Они налили в блюдце молока и поставили его в углу комнаты. Потом они довольно долго провозились, обставляя все так, будто негра прикончили скинхеды. Они не любили глупых и вонючих скинхедов и презирали их.


— Зачем ты уделяешь столько внимания этим двум ублюдкам? — недовольно спросил Большой. — Ты что, уже и их полюбил? (Мелкий обладал несчастливою способностью влюбляться во все, что писал; напишет, к примеру: «на табуретке стоял горшок, а в горшке рос цветок», — и тут же любит и цветок, и горшок, и особенно табуретку.) — Лучше бы ты Пушкина полюбил. Мало у нас Пушкина.

— Я хочу любить Пушкина, — оправдывался Мелкий, — но он не дается. Ускользает. Он какой-то… Уж очень он всеми залюбленный.

— А ты читал комментарии к «Прогулкам с Пушкиным» Терца? — с интересом спросил Большой. — Хотя откуда тебе, конечно… — Он все косился на ноги Мелкого: ботинки теперь были в порядке, но штаны… Боже, что это были за штаны. — Ты и самого Терца-то не читал.

— Читал, — с обидой возразил Мелкий. — И не согласен я…
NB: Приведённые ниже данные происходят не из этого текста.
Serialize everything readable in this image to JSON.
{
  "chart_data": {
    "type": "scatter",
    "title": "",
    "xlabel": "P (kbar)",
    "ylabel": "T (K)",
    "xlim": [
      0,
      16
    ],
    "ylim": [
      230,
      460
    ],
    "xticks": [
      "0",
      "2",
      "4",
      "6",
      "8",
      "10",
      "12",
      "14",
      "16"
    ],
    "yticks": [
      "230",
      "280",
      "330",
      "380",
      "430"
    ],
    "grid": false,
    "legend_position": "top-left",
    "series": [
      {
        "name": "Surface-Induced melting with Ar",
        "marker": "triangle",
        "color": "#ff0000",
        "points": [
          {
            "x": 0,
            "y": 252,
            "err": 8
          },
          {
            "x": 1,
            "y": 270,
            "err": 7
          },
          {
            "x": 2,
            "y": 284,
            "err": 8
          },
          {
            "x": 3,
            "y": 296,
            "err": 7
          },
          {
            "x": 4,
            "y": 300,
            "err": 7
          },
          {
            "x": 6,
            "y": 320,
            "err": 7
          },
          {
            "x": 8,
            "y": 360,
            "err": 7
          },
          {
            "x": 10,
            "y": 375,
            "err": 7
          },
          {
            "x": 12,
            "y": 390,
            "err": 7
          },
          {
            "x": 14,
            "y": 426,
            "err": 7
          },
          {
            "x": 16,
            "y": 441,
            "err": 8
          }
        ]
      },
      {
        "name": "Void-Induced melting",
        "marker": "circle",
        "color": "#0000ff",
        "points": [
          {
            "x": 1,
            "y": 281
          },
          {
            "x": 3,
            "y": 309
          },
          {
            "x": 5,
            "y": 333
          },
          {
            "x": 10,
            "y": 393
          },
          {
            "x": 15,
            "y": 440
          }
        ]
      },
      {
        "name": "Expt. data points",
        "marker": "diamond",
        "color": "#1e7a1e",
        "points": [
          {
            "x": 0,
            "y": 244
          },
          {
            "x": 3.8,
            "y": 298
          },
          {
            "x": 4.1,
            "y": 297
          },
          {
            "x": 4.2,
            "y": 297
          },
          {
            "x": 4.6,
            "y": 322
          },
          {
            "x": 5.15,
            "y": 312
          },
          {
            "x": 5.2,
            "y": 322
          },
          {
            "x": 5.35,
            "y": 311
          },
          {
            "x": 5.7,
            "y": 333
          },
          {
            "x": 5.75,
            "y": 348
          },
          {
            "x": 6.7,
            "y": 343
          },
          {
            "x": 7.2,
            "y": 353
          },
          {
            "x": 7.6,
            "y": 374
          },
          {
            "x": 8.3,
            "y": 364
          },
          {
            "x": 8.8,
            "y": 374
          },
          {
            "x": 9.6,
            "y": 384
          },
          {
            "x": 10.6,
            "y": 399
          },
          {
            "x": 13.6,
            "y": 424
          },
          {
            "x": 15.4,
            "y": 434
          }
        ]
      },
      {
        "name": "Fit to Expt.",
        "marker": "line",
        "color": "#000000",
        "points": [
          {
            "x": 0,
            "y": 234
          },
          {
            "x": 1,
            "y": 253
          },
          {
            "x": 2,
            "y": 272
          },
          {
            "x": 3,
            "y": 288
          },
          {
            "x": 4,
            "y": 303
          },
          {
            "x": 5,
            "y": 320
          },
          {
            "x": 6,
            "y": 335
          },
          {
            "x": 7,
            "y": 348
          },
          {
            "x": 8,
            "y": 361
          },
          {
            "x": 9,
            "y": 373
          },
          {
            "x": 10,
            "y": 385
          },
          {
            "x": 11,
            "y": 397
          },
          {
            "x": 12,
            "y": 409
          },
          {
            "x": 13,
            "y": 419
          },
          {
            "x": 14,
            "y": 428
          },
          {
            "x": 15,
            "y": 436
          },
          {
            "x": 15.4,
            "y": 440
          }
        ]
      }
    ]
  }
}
— С Синявским или с Солженицыным?!

— С обоими…

— Черт с тобой, — сказал Большой, — можешь продолжать дальше… У меня еще одна важная встреча.

— Хорошо, хорошо, — поспешно ответил Мелкий. — Слушай, а какое сегодня число?

— Девятнадцатое…

XII. 19 августа:

один день из жизни поэта Александра П.

07.00. Таймер сработал. Телевизор замурлыкал что-то. Он лежал лицом в подушку, не открывая глаз. Протянул руку, дотронулся до плеча жены. Она не пошевелилась. Сегодня у нее не было утренней репетиции. Он с вечера нарочно поставил таймер на восемь, чтобы был в запасе час; но теперь (как и в прошлую среду) не посмел разбудить ее.

08.00. Жена все спала. Он поднялся, стараясь не шуметь. Заглянул в детскую: две головки, темная и светлая, светлую — девочку — любил больше. Душ, бритье, одевание, завтрак. Кофе убежал. Записка домработнице. Записка няне. У зеркала задержался. Костюм на нем был из льна, цвета сливок, и обошелся в кругленькую сумму. Он любил хорошие тряпки.

08.45. Ход новенькой серебристой «хонды» был мягок, плавен. Если б не эти ужасные пробки… Новости вполуха. Просматривал текст к утреннему эфиру. Спохватился, что забыл дома бумажки — отчитаться за командировку.

09.30. Останкино (радио). Кофе. Привет-привет. Ведущий был сонный, сам он — ненаходчив, вял, другой гость глуп и многословен. «Вечером бы так не облажаться… (Вечером он должен быть гостем в другом ток-шоу, телевизионном, где ведущая славилась злоязычием.) Еще кофе. Пока-пока.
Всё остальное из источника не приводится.